Note : Matth. 16, 10 : Voir Matthieu, 15, 34.
11 Comment ne comprenez-vous point que ce n’est pas au sujet du pain que je vous ai dit : Gardez-vous du levain des pharisiens et des sadducéens? 12 Alors ils comprirent qu’il n’avait pas dit de se garder du levain des pains, mais de la doctrine des pharisiens et des sadducéens.
13 Or Jésus vint aux environs de Césarée de Philippe, et il interrogeait ses disciples, disant : Quel est celui que les hommes disent être le Fils de l’homme?
Note : Matth. 16, 13 : Voir Marc, 8, 27. ― Césarée de Philippe, au pied de l’Hermon, près d’une des sources du Jourdain, en Gaulonitide, s’appelait d’abord Panéas. Quand Philippe le tétrarque l’eut agrandie, il l’appela Césarée en l’honneur de Tibère César, et on y ajouta le nom même de Philippe pour le distinguer de la Césarée bâtie sur la Méditerranée, par Hérode le Grand, entre Joppé et Dora. Aujourd’hui Césarée de Philippe a repris son nom primitif sous la forme Bânias et compte environ 150 maisons.

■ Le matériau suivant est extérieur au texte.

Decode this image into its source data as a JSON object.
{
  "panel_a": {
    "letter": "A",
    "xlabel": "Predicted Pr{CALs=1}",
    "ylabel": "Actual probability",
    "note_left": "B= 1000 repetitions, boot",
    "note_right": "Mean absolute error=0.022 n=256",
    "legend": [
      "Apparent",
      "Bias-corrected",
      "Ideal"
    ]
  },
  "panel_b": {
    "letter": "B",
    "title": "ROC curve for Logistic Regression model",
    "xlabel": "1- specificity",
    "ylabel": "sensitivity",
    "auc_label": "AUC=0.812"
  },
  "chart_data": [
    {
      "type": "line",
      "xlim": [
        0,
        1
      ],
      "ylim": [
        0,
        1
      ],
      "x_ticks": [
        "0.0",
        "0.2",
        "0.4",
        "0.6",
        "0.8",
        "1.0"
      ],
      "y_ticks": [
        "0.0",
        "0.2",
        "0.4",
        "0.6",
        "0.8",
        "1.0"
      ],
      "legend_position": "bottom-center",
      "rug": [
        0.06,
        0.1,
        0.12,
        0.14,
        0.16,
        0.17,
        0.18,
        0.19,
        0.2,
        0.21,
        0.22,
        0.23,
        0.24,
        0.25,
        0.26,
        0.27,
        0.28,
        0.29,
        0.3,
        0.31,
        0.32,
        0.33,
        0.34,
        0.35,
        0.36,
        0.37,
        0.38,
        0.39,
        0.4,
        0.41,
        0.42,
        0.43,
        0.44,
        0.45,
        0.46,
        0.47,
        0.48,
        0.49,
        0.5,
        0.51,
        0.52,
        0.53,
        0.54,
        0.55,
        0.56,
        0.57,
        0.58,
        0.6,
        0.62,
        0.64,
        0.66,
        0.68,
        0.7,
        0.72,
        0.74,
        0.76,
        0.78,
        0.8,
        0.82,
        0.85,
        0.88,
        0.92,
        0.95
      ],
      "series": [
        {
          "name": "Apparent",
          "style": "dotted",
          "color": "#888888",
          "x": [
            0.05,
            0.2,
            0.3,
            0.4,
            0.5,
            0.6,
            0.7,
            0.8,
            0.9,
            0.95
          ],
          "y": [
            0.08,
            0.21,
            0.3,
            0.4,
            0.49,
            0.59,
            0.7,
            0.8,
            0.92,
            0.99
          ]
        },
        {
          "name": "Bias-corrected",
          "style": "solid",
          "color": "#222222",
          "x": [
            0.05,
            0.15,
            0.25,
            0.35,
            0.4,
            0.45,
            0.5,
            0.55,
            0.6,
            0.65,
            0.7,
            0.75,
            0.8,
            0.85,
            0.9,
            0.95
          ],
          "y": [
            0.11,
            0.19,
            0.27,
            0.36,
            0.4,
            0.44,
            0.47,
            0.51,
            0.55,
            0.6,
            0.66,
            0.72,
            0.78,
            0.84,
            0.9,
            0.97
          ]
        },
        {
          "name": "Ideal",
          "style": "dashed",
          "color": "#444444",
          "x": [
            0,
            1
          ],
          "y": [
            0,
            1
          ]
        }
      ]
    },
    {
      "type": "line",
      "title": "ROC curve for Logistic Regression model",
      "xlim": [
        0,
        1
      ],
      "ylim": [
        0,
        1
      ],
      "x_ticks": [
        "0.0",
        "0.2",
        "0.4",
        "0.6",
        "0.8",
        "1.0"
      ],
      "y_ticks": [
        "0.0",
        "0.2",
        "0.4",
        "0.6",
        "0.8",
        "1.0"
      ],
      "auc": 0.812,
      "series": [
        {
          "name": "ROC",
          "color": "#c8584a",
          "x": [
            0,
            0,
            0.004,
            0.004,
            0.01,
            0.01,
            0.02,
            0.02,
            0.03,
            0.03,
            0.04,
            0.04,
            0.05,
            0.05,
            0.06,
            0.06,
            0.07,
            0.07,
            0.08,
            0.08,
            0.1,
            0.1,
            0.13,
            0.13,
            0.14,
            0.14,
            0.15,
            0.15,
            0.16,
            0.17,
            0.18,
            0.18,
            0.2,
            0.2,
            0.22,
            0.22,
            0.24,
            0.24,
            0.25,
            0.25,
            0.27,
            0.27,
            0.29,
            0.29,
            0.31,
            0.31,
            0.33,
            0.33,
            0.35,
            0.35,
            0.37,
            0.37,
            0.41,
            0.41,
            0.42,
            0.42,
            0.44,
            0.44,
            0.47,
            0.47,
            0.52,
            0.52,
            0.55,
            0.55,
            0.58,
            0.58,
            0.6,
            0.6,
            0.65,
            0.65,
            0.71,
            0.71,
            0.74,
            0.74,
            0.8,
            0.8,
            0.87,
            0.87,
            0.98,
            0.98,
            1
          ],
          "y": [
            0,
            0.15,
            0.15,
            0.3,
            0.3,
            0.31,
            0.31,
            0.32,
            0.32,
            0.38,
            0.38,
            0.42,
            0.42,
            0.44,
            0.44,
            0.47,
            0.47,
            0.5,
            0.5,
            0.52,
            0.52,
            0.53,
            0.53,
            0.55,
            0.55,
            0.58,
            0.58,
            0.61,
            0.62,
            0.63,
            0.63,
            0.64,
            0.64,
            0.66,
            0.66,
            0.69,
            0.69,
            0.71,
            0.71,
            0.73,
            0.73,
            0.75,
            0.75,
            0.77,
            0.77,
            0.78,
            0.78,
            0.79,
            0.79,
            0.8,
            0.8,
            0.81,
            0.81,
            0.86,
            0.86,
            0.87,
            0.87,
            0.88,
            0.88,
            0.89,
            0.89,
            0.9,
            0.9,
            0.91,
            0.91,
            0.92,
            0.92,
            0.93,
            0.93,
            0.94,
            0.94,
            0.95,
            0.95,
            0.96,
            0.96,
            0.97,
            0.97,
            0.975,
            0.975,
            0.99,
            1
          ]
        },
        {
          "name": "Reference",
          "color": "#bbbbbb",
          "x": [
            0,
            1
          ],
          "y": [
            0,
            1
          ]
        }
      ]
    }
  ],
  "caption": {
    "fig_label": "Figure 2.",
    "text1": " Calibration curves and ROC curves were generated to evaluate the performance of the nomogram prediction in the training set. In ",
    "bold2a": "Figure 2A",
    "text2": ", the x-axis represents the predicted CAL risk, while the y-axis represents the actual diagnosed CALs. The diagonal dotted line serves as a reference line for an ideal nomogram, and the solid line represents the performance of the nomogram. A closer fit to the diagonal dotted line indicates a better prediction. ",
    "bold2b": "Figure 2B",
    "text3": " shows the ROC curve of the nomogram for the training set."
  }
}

14 Ceux-ci répondirent : Les uns disent que c’est Jean-Baptiste; d’autres, Elie; d’autres Jérémie, ou quelqu’un des prophètes.
Note : Matth. 16, 14 : Voir Marc, 8, 28 ; Luc, 9, 19.
15 Jésus leur demanda : Et vous, qui dites-vous que je suis ? 16 Prenant la parole, Simon Pierre dit : Vous êtes le Christ, le fils du Dieu vivant.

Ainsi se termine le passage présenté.